It might seem curious that Australian rules football should develop as the dominant football code in a mining city in the far west of New South Wales, a state more known for the dominance of rugby league. Broken Hill was established as a mining town and many of the early settlers were from either the Victorian goldfields, or the copper mines of Moonta and Kadina in South Australia, both of which were areas being keen participants in the early development of Australian rules football. This link to states with an Australian rules football culture was further enhanced with the later flow of workers to and from the gold mining Kalgoorlie-Coolgardie axis in Western Australia.
Indeed, the city of Broken Hill to this day conducts itself in many ways as a city aligned to South Australia, using the same time zone (Australian Central Standard Time), being in the (08) Western/central area code, and its local television station, Central GTS/BKN, covers Broken Hill and parts of South Australia.
Football matches were first played in Broken Hill in 1885 and an informal competition was under way by 1888 between Broken Hill, Silverton, and Silver and Blues.
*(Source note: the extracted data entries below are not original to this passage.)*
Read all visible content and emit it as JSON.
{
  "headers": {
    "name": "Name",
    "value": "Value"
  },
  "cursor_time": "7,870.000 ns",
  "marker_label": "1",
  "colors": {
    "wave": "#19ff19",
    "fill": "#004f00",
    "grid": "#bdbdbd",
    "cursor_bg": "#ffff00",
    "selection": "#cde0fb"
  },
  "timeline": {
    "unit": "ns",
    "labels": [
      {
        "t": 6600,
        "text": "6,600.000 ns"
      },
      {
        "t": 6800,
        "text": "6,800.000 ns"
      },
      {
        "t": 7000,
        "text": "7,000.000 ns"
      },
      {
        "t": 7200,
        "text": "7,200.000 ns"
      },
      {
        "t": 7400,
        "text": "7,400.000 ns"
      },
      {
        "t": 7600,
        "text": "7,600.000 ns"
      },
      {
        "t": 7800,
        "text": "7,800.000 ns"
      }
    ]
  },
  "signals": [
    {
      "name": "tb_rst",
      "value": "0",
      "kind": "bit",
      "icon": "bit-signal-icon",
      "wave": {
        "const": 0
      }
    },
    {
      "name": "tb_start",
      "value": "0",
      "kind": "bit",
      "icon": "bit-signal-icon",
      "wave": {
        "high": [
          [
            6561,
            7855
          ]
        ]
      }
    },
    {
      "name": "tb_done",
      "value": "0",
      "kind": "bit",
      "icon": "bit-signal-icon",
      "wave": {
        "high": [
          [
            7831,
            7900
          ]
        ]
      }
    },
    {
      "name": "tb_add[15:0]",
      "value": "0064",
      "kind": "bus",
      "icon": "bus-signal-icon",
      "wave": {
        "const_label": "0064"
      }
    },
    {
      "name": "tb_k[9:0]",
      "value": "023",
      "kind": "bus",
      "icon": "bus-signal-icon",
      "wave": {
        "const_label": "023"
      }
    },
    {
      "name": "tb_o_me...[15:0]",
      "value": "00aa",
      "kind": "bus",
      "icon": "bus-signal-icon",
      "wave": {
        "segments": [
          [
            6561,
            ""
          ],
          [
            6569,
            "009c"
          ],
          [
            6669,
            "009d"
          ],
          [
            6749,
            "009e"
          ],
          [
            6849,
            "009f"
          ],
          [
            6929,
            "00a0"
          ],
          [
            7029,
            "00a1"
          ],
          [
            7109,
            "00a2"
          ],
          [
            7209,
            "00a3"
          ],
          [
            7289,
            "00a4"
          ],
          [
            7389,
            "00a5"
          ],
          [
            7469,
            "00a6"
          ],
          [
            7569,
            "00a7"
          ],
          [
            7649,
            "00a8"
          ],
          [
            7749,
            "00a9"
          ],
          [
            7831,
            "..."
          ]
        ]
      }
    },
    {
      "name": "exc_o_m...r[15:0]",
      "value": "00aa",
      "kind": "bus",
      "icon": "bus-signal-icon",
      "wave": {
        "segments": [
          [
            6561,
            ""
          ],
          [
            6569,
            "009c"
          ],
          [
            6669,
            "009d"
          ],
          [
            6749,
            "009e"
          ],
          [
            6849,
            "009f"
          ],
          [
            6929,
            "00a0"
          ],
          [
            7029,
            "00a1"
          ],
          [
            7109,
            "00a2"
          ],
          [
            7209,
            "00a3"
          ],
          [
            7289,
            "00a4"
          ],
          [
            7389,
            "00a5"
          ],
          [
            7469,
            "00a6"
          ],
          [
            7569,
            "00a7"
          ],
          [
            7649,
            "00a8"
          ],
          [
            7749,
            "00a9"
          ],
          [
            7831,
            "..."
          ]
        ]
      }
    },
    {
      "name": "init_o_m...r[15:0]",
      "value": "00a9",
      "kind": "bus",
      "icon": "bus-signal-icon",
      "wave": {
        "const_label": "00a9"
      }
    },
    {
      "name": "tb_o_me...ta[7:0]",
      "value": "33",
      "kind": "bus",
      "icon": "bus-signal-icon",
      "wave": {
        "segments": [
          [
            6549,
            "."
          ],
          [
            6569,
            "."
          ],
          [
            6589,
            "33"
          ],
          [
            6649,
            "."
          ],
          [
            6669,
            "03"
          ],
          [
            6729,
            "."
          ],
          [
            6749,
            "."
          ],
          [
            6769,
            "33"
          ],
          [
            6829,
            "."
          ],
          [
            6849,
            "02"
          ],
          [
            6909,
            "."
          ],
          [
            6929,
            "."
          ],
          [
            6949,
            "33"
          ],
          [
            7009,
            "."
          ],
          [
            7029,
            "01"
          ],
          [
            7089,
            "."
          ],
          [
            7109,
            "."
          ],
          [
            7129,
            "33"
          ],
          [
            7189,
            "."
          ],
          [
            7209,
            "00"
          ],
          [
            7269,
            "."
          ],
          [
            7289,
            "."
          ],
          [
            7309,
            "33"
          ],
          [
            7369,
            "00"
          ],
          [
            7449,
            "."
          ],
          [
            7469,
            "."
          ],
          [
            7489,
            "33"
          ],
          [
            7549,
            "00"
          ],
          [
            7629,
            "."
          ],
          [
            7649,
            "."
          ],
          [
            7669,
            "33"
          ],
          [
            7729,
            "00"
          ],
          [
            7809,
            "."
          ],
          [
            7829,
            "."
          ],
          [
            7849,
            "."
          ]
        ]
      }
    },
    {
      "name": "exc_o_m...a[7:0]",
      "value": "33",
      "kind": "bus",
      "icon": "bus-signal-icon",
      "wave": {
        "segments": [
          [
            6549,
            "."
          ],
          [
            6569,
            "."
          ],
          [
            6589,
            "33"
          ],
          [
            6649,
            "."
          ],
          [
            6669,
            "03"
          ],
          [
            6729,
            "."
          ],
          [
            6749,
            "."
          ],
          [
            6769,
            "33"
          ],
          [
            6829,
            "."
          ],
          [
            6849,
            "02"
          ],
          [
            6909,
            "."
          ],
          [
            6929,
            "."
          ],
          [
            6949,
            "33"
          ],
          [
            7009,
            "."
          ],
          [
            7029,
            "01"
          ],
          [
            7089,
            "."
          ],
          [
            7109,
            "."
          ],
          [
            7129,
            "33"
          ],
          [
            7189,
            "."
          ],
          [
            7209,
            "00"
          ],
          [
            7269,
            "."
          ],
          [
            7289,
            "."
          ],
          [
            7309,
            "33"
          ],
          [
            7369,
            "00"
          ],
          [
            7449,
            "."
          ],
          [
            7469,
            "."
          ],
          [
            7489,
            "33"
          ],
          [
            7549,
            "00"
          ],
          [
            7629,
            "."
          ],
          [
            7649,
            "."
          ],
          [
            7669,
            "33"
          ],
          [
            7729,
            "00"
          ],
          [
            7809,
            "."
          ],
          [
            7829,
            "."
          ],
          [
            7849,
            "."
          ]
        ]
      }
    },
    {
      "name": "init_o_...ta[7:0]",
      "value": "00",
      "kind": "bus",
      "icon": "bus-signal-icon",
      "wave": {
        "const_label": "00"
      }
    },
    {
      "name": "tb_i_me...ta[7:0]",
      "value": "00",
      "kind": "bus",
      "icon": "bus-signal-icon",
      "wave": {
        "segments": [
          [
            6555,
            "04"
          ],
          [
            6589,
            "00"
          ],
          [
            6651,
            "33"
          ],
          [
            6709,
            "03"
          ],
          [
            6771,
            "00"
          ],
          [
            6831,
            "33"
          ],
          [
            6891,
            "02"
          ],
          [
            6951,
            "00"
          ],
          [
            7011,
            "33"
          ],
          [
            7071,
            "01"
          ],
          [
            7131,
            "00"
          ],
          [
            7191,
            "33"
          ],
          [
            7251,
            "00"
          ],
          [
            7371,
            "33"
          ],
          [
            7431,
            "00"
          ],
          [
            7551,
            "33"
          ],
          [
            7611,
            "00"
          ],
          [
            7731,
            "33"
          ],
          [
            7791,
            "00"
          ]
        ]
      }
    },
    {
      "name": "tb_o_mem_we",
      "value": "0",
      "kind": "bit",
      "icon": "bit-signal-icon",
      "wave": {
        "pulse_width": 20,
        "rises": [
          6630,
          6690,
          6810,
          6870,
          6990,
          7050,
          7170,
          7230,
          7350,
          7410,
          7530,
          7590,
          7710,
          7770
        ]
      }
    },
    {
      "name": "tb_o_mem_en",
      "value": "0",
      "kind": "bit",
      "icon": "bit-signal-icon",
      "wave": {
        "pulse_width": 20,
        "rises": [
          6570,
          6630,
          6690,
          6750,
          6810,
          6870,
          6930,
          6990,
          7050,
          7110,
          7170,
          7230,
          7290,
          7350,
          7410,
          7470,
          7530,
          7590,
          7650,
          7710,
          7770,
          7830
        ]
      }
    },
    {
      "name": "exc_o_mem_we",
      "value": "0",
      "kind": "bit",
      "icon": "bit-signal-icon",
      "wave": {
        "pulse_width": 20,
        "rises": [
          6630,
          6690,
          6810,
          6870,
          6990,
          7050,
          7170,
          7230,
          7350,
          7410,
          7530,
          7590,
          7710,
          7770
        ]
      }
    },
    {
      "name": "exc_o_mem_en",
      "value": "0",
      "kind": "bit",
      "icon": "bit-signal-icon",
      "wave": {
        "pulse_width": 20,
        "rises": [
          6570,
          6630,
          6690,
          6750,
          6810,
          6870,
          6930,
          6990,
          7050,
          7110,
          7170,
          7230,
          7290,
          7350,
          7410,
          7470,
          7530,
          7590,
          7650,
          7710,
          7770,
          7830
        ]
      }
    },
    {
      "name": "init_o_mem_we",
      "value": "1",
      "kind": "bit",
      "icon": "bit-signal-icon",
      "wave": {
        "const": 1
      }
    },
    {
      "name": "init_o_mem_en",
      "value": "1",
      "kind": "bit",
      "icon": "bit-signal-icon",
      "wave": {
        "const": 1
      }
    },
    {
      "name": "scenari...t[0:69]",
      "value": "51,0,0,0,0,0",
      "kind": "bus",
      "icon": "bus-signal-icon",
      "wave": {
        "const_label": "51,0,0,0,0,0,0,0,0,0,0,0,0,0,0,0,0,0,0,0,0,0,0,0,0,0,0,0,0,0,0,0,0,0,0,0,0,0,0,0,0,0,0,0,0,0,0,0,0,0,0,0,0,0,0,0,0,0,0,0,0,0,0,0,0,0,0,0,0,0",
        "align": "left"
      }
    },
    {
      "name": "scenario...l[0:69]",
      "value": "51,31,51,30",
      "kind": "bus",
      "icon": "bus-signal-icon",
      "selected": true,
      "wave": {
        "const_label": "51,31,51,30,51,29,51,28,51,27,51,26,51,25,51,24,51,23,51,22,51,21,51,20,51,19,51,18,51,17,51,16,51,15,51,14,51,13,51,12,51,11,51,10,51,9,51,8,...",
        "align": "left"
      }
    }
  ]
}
The League was formed in 1890 as the Barrier Ranges Football Association (changing to its current name in 1928). Early years of the Association reflected the historical roots of its settlers and the two dominant clubs were known as the ‘Victorians’ and the ‘South Australians’. Other early clubs were Broken Hill, North Broken Hill, South Broken Hill and Hotham.
In 1900 the League followed the trend of many other Leagues around the country at that time, and restructured along district lines. The four clubs that competed in the restructured competition are the same four clubs that make up the current competition, although South Broken Hill was then known as Alma.
The city’s close association with South Australia was reflected with many of the League’s stars finding success in the South Australian National Football League (SANFL) in the early 20th century. Prominent identities included North Broken Hill’s Dave Low, who went on to win the 1912 Magarey Medal with West Torrens Football Club, Jack Woollard, captain of Port Adelaide Football Club’s 1910 Championship of Australia-winning team, and Algy Millhouse, who captain-coached Norwood Football Club in 1914. The 1922 Magarey Medallist Robert Barnes and Bruce McGregor, who won Medals in 1926-7, were stars at West Adelaide Football Club. Leading goalkicker, Jack Owens, topped the SANFL’s goal kicking ladder on three occasions with Glenelg Football Club in the 1920s and 1930s.
The League itself was considered strong enough to compete with visiting teams from the SANFL, Victorian Football League (VFL) and West Australian Football League (WAFL), and was even invited to send delegates to the inaugural Australasian Football Conference in Melbourne, in November 1905.
In more recent times players from Broken Hill have managed to find their mark with the country’s premier league, the Australian Football League (AFL), including Fremantle’s Dean Solomon, Brent Staker of West Coast and Brisbane, Taylor Walker of Adelaide and Mitch Clisby of the Melbourne Football Club.